11.24.23 — It Tolls for Thee

Once again, allow me to use a holiday week to catch up with some posts that never made it to the blog. It has been a busy fall.Tuan Andrew Nguyen knows for whom the bell tolls. He has sculpted an impressive one out of unexploded weaponry, the kind that still covers 80 percent of a province in Vietnam. Yet it tolls not death, but a healing note in Asian tradition—and who can say which will be his inheritance?

In “Inheritance” at the Whitney Museum, an artist’s inheritance is a simple matter of pride. How does that apply to a country after nearly fifty years of Communist rule and, before that, thirty years of colonial and civil wars? Nguyen still asks for healing in a divided nation. Born in Saigon in 1976, barely a year after the city fell to the north and the last Americans were airlifted out, he lives and works to this day in what is now Ho Chi Minh City. Yet he cannot forget what he himself never knew. It has become, in the exhibition’s title, his “Radiant Remembrance,” at the New Museum through this past September 27.

It is a show of shared memories and contested ground, going back to the first Indochina war, from 1946 to 1954, when the French conscripted men from its colonies in Senegal and Morocco as tirailleurs—riflemen, sharpshooters, or snipers. The word sounds ever so quaint for forced labor in a deadly modern war. The soldiers brought death to families like those in documentary photos covering a wall at the show’s entrance. Some still seek acceptance and forgiveness. To judge by Nguyen’s videos, it will come willingly but not easily. The very titles speak of little else, as The Specter of Ancestors Becoming, The Unburied Sounds of a Troubled Horizon, and Because No One Will Listen.

Taken together, the three add up to the length of a feature-length film, and one can only wander among them as across unexploded mines, wondering what one has missed and who will survive. In the longest, a man begs for a young woman’s understanding, and she herself comes under harsh questioning from others. In a four-channel video, speakers at a microphone speak for the resented and forgotten while rapt faces take in the broadcast. In the last, a woman recites a letter to her lost father, while the images speak to a treacherous landscape of soothing waters and bare, twisted trees. Not everyone would want to claim this inheritance. Many have no choice.
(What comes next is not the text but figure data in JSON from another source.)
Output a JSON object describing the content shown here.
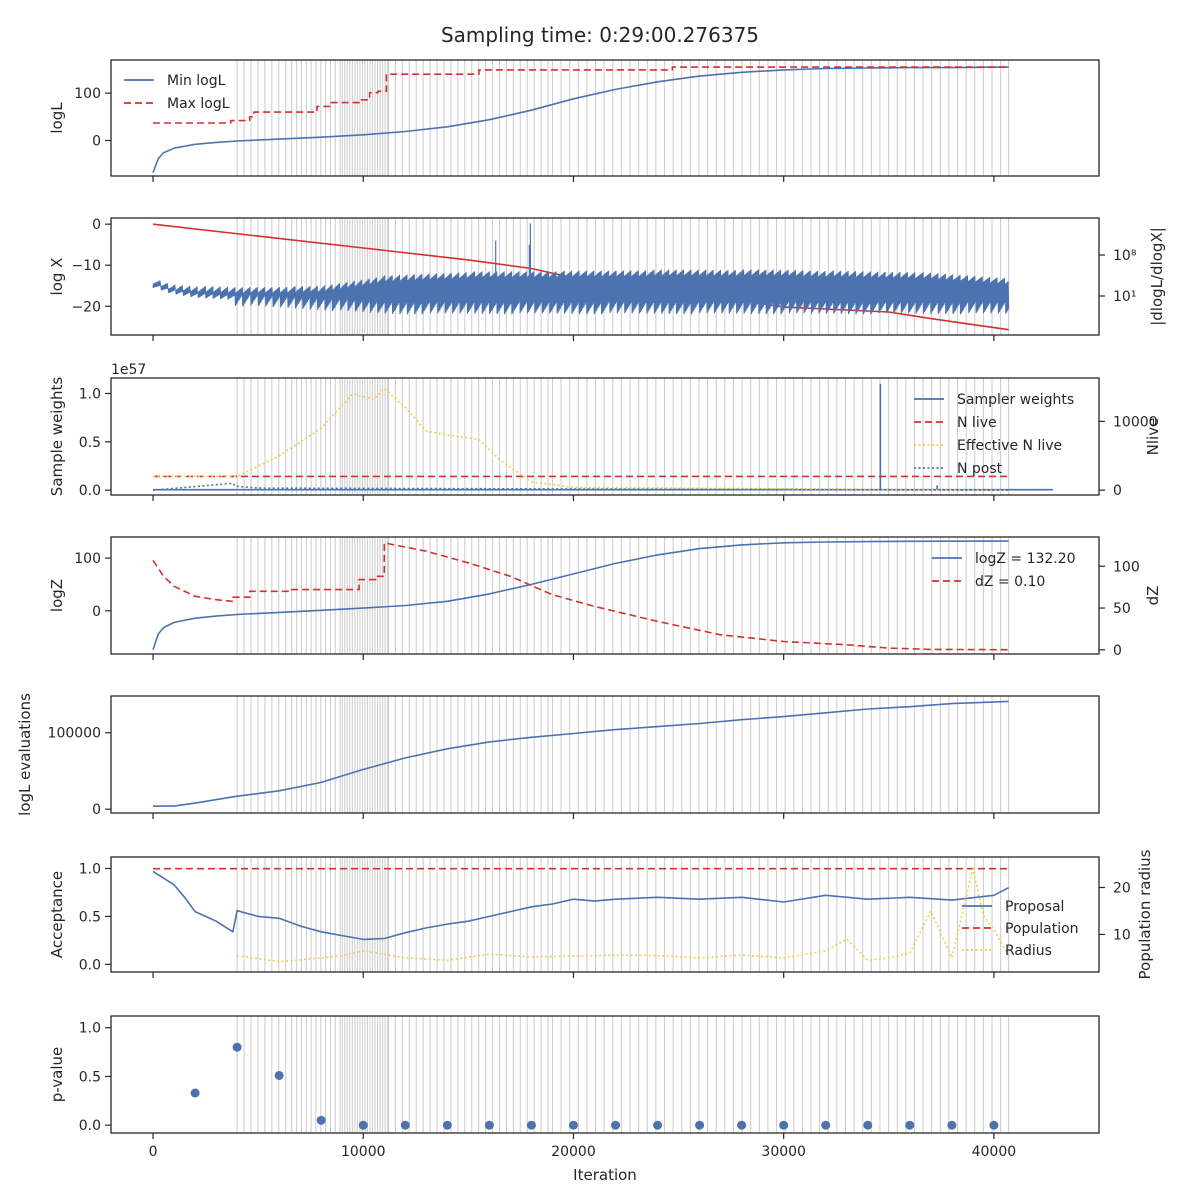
{
  "title": "Sampling time: 0:29:00.276375",
  "xlabel": "Iteration",
  "x_ticks": [
    0,
    10000,
    20000,
    30000,
    40000
  ],
  "x_range": [
    -2000,
    45000
  ],
  "colors": {
    "blue": "#4c72b0",
    "red": "#d62f2f",
    "yellow": "#f0cd4a",
    "grid_line": "#cfcfcf",
    "axis": "#262626"
  },
  "insertion_lines": {
    "description_free": true,
    "segments": [
      {
        "start": 4000,
        "end": 6600,
        "spacing": 330
      },
      {
        "start": 6600,
        "end": 9000,
        "spacing": 230
      },
      {
        "start": 9000,
        "end": 11200,
        "spacing": 120
      },
      {
        "start": 11200,
        "end": 19000,
        "spacing": 330
      },
      {
        "start": 19000,
        "end": 40700,
        "spacing": 410
      }
    ]
  },
  "chart_data": [
    {
      "id": "logl",
      "type": "line",
      "ylabel": "logL",
      "ylim": [
        -75,
        170
      ],
      "yticks": [
        0,
        100
      ],
      "legend": [
        "Min logL",
        "Max logL"
      ],
      "series": [
        {
          "name": "Min logL",
          "style": "solid",
          "color": "blue",
          "x": [
            0,
            250,
            500,
            1000,
            2000,
            3000,
            4000,
            6000,
            8000,
            10000,
            12000,
            14000,
            16000,
            18000,
            20000,
            22000,
            24000,
            26000,
            28000,
            30000,
            32000,
            34000,
            36000,
            38000,
            40700
          ],
          "y": [
            -68,
            -38,
            -26,
            -16,
            -8,
            -4,
            -1,
            3,
            7,
            12,
            19,
            29,
            44,
            64,
            88,
            108,
            124,
            136,
            144,
            149,
            152,
            153,
            154,
            154,
            155
          ]
        },
        {
          "name": "Max logL",
          "style": "dashed",
          "color": "red",
          "x": [
            0,
            3700,
            3700,
            4600,
            4600,
            4800,
            4800,
            7800,
            7800,
            8400,
            8400,
            9800,
            9800,
            10300,
            10300,
            10700,
            10700,
            11100,
            11100,
            15500,
            15500,
            24700,
            24700,
            40700
          ],
          "y": [
            37,
            37,
            42,
            42,
            50,
            50,
            60,
            60,
            72,
            72,
            80,
            80,
            86,
            86,
            101,
            101,
            104,
            104,
            140,
            140,
            149,
            149,
            155,
            155
          ]
        }
      ]
    },
    {
      "id": "logx",
      "type": "line",
      "ylabel": "log X",
      "ylabel_right": "|dlogL/dlogX|",
      "ylim": [
        -27,
        1.5
      ],
      "yticks": [
        0,
        -10,
        -20
      ],
      "yticks_right": [
        "10⁸",
        "10¹"
      ],
      "series": [
        {
          "name": "log X",
          "style": "solid",
          "color": "red",
          "x": [
            0,
            5000,
            10000,
            15000,
            18000,
            20000,
            25000,
            30000,
            35000,
            37000,
            40700
          ],
          "y": [
            0,
            -2.9,
            -5.8,
            -8.7,
            -10.8,
            -13.1,
            -16.2,
            -20.2,
            -21.4,
            -23.0,
            -25.7
          ]
        },
        {
          "name": "|dlogL/dlogX|",
          "style": "solid",
          "color": "blue",
          "band_x": [
            0,
            800,
            2000,
            4000,
            8000,
            11000,
            15000,
            20000,
            25000,
            30000,
            34600,
            36000,
            40700
          ],
          "band_top": [
            -14.5,
            -16,
            -16.5,
            -16.8,
            -16.5,
            -14,
            -13,
            -12.8,
            -12.5,
            -12.5,
            -13,
            -13,
            -14.5
          ],
          "band_bottom": [
            -17,
            -18.5,
            -19.5,
            -20,
            -21,
            -22,
            -22,
            -22,
            -22,
            -22,
            -22,
            -22,
            -22
          ],
          "spikes": [
            [
              16300,
              -4
            ],
            [
              17900,
              -5
            ],
            [
              17950,
              0.2
            ]
          ]
        }
      ]
    },
    {
      "id": "weights",
      "type": "line",
      "ylabel": "Sample weights",
      "ylabel_right": "Nlive",
      "offset_text": "1e57",
      "ylim": [
        -0.05,
        1.16
      ],
      "yticks": [
        0.0,
        0.5,
        1.0
      ],
      "yticks_right": [
        0,
        10000
      ],
      "ylim_right": [
        -700,
        16300
      ],
      "legend": [
        "Sampler weights",
        "N live",
        "Effective N live",
        "N post"
      ],
      "series": [
        {
          "name": "Sampler weights",
          "style": "solid",
          "color": "blue",
          "base": 0.005,
          "spikes": [
            [
              34600,
              1.1
            ],
            [
              37300,
              0.05
            ],
            [
              42800,
              0.0
            ]
          ]
        },
        {
          "name": "N live",
          "style": "dashed",
          "color": "red",
          "x": [
            0,
            40700
          ],
          "y": [
            2000,
            2000
          ]
        },
        {
          "name": "Effective N live",
          "style": "dotted",
          "color": "yellow",
          "x": [
            0,
            4000,
            6000,
            8000,
            9500,
            10500,
            11000,
            12000,
            13000,
            14000,
            15500,
            16500,
            18000,
            20000,
            40700
          ],
          "y": [
            2000,
            2000,
            5000,
            9000,
            14000,
            13200,
            14800,
            12000,
            8600,
            8000,
            7400,
            4400,
            1200,
            400,
            0
          ]
        },
        {
          "name": "N post",
          "style": "dotted",
          "color": "blue",
          "x": [
            0,
            3800,
            3900,
            5000,
            40700
          ],
          "y": [
            0,
            1000,
            600,
            300,
            0
          ]
        }
      ]
    },
    {
      "id": "logz",
      "type": "line",
      "ylabel": "logZ",
      "ylabel_right": "dZ",
      "ylim": [
        -82,
        140
      ],
      "yticks": [
        0,
        100
      ],
      "yticks_right": [
        0,
        50,
        100
      ],
      "ylim_right": [
        -5,
        135
      ],
      "legend": [
        "logZ = 132.20",
        "dZ = 0.10"
      ],
      "series": [
        {
          "name": "logZ = 132.20",
          "style": "solid",
          "color": "blue",
          "x": [
            0,
            250,
            500,
            1000,
            2000,
            3000,
            4000,
            6000,
            8000,
            10000,
            12000,
            14000,
            16000,
            18000,
            20000,
            22000,
            24000,
            26000,
            28000,
            30000,
            32000,
            34000,
            36000,
            38000,
            40700
          ],
          "y": [
            -74,
            -44,
            -32,
            -22,
            -14,
            -10,
            -7,
            -3,
            1,
            5,
            10,
            18,
            32,
            50,
            70,
            90,
            106,
            118,
            125,
            129,
            130.5,
            131.3,
            131.8,
            132,
            132.2
          ]
        },
        {
          "name": "dZ = 0.10",
          "style": "dashed",
          "color": "red",
          "x": [
            0,
            500,
            1000,
            2000,
            3000,
            3800,
            3800,
            4600,
            4600,
            6500,
            6500,
            9800,
            9800,
            10600,
            10600,
            11000,
            11000,
            13000,
            15000,
            17000,
            19000,
            21000,
            24000,
            27000,
            30000,
            33000,
            35000,
            37000,
            40700
          ],
          "y": [
            107,
            88,
            76,
            64,
            60,
            58,
            63,
            63,
            70,
            70,
            72,
            72,
            84,
            84,
            88,
            88,
            128,
            118,
            104,
            88,
            66,
            52,
            34,
            18,
            10,
            6,
            2,
            0.5,
            0.1
          ]
        }
      ]
    },
    {
      "id": "evals",
      "type": "line",
      "ylabel": "logL evaluations",
      "ylim": [
        -5000,
        148000
      ],
      "yticks": [
        0,
        100000
      ],
      "series": [
        {
          "name": "logL evaluations",
          "style": "solid",
          "color": "blue",
          "x": [
            0,
            1000,
            2000,
            4000,
            6000,
            8000,
            10000,
            12000,
            14000,
            16000,
            18000,
            20000,
            22000,
            24000,
            26000,
            28000,
            30000,
            32000,
            34000,
            36000,
            38000,
            40700
          ],
          "y": [
            4000,
            4000,
            8000,
            17000,
            24000,
            35000,
            52000,
            67000,
            79000,
            88000,
            94000,
            99000,
            104000,
            108000,
            112000,
            117000,
            121000,
            126000,
            131000,
            134000,
            138000,
            141000
          ]
        }
      ]
    },
    {
      "id": "acceptance",
      "type": "line",
      "ylabel": "Acceptance",
      "ylabel_right": "Population radius",
      "ylim": [
        -0.08,
        1.12
      ],
      "yticks": [
        0.0,
        0.5,
        1.0
      ],
      "yticks_right": [
        10,
        20
      ],
      "ylim_right": [
        2,
        26.5
      ],
      "legend": [
        "Proposal",
        "Population",
        "Radius"
      ],
      "series": [
        {
          "name": "Proposal",
          "style": "solid",
          "color": "blue",
          "x": [
            0,
            1000,
            1500,
            2000,
            3000,
            3800,
            4000,
            5000,
            6000,
            7000,
            8000,
            9000,
            10000,
            11000,
            12000,
            13000,
            14000,
            15000,
            16000,
            17000,
            18000,
            19000,
            20000,
            21000,
            22000,
            24000,
            26000,
            28000,
            30000,
            32000,
            34000,
            36000,
            38000,
            40000,
            40700
          ],
          "y": [
            0.97,
            0.83,
            0.7,
            0.55,
            0.45,
            0.34,
            0.56,
            0.5,
            0.48,
            0.4,
            0.34,
            0.3,
            0.26,
            0.27,
            0.33,
            0.38,
            0.42,
            0.45,
            0.5,
            0.55,
            0.6,
            0.63,
            0.68,
            0.66,
            0.68,
            0.7,
            0.68,
            0.7,
            0.65,
            0.72,
            0.68,
            0.7,
            0.67,
            0.72,
            0.8
          ]
        },
        {
          "name": "Population",
          "style": "dashed",
          "color": "red",
          "x": [
            0,
            40700
          ],
          "y": [
            24,
            24
          ]
        },
        {
          "name": "Radius",
          "style": "dotted",
          "color": "yellow",
          "x": [
            4000,
            6000,
            8000,
            9000,
            10000,
            12000,
            14000,
            16000,
            18000,
            20000,
            22000,
            24000,
            26000,
            28000,
            30000,
            32000,
            33000,
            34000,
            35000,
            36000,
            37000,
            38000,
            39000,
            39500,
            40000,
            40700
          ],
          "y": [
            5.5,
            4.2,
            5,
            5.5,
            6.5,
            5,
            4.5,
            5.8,
            5.2,
            5.4,
            5.6,
            5.5,
            5,
            5.6,
            5,
            6.5,
            9,
            4.5,
            5,
            6,
            15,
            5,
            24,
            14,
            11,
            5.5
          ]
        }
      ]
    },
    {
      "id": "pvalue",
      "type": "scatter",
      "ylabel": "p-value",
      "ylim": [
        -0.08,
        1.12
      ],
      "yticks": [
        0.0,
        0.5,
        1.0
      ],
      "series": [
        {
          "name": "p-value",
          "color": "blue",
          "x": [
            2000,
            4000,
            6000,
            8000,
            10000,
            12000,
            14000,
            16000,
            18000,
            20000,
            22000,
            24000,
            26000,
            28000,
            30000,
            32000,
            34000,
            36000,
            38000,
            40000
          ],
          "y": [
            0.33,
            0.8,
            0.51,
            0.05,
            0,
            0,
            0,
            0,
            0,
            0,
            0,
            0,
            0,
            0,
            0,
            0,
            0,
            0,
            0,
            0
          ]
        }
      ]
    }
  ]
}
For Americans, the Vietnam War is something to forget. Back then, it was either a brave fight against world communism or the arrogance of a global empire, with little to say for the Vietnamese themselves. For Nguyen, America’s incursion was only a blip in a longer domestic conflict. His videos never once mention it, although its impact is everywhere. He is hardly the only one to have “repurposed” mines and bombs. As art, though, they take on unexpected resonance. They ring out with allusions to the United States.

Unexploded Resonance recalls the Liberty Bell in its scale and wood armature. It might also look at home at the Isamu Noguchi Museum were the found wood not so ornate. Other ordnance has become simulated Calder mobiles—or what Alexander Calder might have produced had he cared for polished metal and reflected light. Nguyen has an eye for beauty, just as he has an ear for shame. Is he also taking a shot at those Americans who never seem to know how to listen? Maybe, but he alludes to Vietnam as well.

As curated by Vivian Crockett with Ian Wallace, the sculpture could serve as props for the videos. They continue the story as well. The mobiles hint at celestial bodies, with titles like A Rising Moon Through the Smoke, Firebird, Rolling Thunder, and Starlite. A Buddhist god in carved wood has golden prostheses for Nguyen’s shattered arms. Can the bell really sound a healing note? Across from video, it is notable for its silence.